In September 1994, I was 24 years old.
Karen and I had married the previous year, spent our honeymoon traveling around Australia, and were now living in a rental unit in Tuart Hill. We had my nanna's old couch in the lounge room - the yellow and brown cushions matched the curtains - and a TV Karen had bought when she was 18. We’d been given a secondhand fridge and had bought an IKEA dining setting which we would keep for many years. My boxing bag hung outside the kitchen window, under a pergola, in a brick-walled patio directly adjacent to Main St, and a Nissan Pulsar sat in the carport, replacing the 1974 Landrover we’d circumnavigated the country in.
A few months earlier we had signed a contract, with a 19 percent mortgage interest rate, and our future house was being built in a new estate at Quinns Rocks. We drove out there regularly to walk around the site and imagine what it was going to be like.
Karen worked as a receptionist at a pump manufacturer, and I was working as a graduate engineer, for a design firm, on an iron ore project. Both workplaces were located in Osborne Park, which made it easy to get there.
We’d had a fake pregnancy earlier in the year - a blighted ovum - where a sac and placenta start to grow, even though there is no embryo. Karen was now three months pregnant and, while this time we’d had confirmation of the baby, we were waiting for the twenty week ultrasound, and we didn't tell anyone.

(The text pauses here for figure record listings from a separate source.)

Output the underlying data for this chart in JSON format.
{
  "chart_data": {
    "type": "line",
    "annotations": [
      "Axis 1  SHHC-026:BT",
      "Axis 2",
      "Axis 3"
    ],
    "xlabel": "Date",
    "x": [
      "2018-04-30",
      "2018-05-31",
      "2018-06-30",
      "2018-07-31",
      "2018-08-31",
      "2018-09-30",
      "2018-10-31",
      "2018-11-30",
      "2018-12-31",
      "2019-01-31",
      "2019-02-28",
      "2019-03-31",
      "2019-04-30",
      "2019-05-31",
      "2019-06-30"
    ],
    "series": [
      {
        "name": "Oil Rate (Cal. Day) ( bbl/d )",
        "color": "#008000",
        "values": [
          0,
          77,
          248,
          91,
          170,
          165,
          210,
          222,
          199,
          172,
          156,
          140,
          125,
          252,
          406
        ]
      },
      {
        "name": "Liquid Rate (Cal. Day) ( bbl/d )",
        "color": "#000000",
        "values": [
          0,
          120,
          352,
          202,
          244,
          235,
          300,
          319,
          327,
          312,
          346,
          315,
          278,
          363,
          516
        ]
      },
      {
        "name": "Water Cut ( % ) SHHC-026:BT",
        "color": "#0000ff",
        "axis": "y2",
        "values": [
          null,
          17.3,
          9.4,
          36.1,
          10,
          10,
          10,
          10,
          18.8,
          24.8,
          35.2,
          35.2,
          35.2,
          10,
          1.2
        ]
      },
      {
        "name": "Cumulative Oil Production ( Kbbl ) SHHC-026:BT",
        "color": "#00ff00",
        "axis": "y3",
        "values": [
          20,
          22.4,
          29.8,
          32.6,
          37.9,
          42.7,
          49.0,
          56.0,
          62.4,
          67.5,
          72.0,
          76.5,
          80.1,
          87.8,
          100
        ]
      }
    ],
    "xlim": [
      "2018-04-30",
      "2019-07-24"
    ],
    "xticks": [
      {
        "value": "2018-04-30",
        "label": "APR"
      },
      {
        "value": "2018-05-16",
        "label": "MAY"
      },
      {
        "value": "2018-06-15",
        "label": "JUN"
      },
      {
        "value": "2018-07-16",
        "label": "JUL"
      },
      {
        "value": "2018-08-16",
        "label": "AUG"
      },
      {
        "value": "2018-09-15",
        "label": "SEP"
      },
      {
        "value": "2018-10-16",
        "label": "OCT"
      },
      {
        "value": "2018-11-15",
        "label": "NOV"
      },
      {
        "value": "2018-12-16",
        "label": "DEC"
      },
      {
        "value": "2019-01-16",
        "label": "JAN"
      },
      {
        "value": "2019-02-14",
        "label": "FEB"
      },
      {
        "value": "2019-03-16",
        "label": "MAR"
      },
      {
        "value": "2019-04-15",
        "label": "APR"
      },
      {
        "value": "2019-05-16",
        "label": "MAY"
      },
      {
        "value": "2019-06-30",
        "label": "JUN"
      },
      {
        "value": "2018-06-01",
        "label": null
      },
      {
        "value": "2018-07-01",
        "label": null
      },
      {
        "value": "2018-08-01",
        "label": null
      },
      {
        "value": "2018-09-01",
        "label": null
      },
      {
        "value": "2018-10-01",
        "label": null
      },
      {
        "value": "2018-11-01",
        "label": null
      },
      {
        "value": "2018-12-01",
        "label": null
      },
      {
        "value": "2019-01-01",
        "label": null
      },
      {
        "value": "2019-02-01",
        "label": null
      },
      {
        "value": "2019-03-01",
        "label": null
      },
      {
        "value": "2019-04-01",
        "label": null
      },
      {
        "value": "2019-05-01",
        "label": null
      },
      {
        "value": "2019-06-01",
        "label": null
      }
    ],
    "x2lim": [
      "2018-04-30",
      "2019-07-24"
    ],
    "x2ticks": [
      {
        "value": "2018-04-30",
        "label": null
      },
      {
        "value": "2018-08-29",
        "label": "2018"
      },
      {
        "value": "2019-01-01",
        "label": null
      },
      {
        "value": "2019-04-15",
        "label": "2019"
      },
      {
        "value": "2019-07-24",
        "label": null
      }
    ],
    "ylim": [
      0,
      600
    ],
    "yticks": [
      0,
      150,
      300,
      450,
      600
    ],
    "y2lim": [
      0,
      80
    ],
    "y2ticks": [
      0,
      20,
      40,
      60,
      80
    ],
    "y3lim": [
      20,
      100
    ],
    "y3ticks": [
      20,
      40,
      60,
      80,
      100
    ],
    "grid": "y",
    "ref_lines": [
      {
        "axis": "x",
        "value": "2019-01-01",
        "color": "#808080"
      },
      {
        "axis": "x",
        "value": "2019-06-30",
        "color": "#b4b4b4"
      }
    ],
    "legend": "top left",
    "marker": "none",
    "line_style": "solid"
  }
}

Except my mum, that is. We told her about the baby. And we told her the names we had chosen, for a girl and a boy. We told her, because we knew.
We knew she wouldn’t get to hold them. She would never kiss them, play games with them, or read them stories. And she’d never get to feed them cream biscuits from her secret stash.
Mum passed away on the 7th September, 1994.
Twenty five years ago!
Somehow, I’ve now lived just over half my life without the woman who brought me into this world; without the person who taught me about Elvis Presley, how to read and to iron shirts, and why I should fear the plastic soup ladle; without the one who made me....well, me!
I feel sad. I miss her still.
And I feel like crying (okay, I am crying!).
But most of all, I feel grateful.
Grateful for the connection we had, and the love we shared. For what she taught me about about hard work and grit. For the confidence she gave me to be myself. And for the ability to be open and caring, to hug and kiss the people you love often, and to strive to be the best husband and father I can.
Over the past week, I’ve wondered what it would be like to talk to her again.
What would it be like to have her here with me, even if it was just for one day?
So much has happened, what would I say?
Where would I start?
If I wrote a list, would that help?
Of course, I eventually realised I wouldn’t need to say anything.
She would already know! Because mums always seem to know, don't they?
I am running a 50 kilometre trail event on this coming Saturday, 7th September, 2019. My mum will be there; carried by the wind as it shifts between the trees, fills my lungs, cools my skin, takes me forward; in my thoughts and in my being.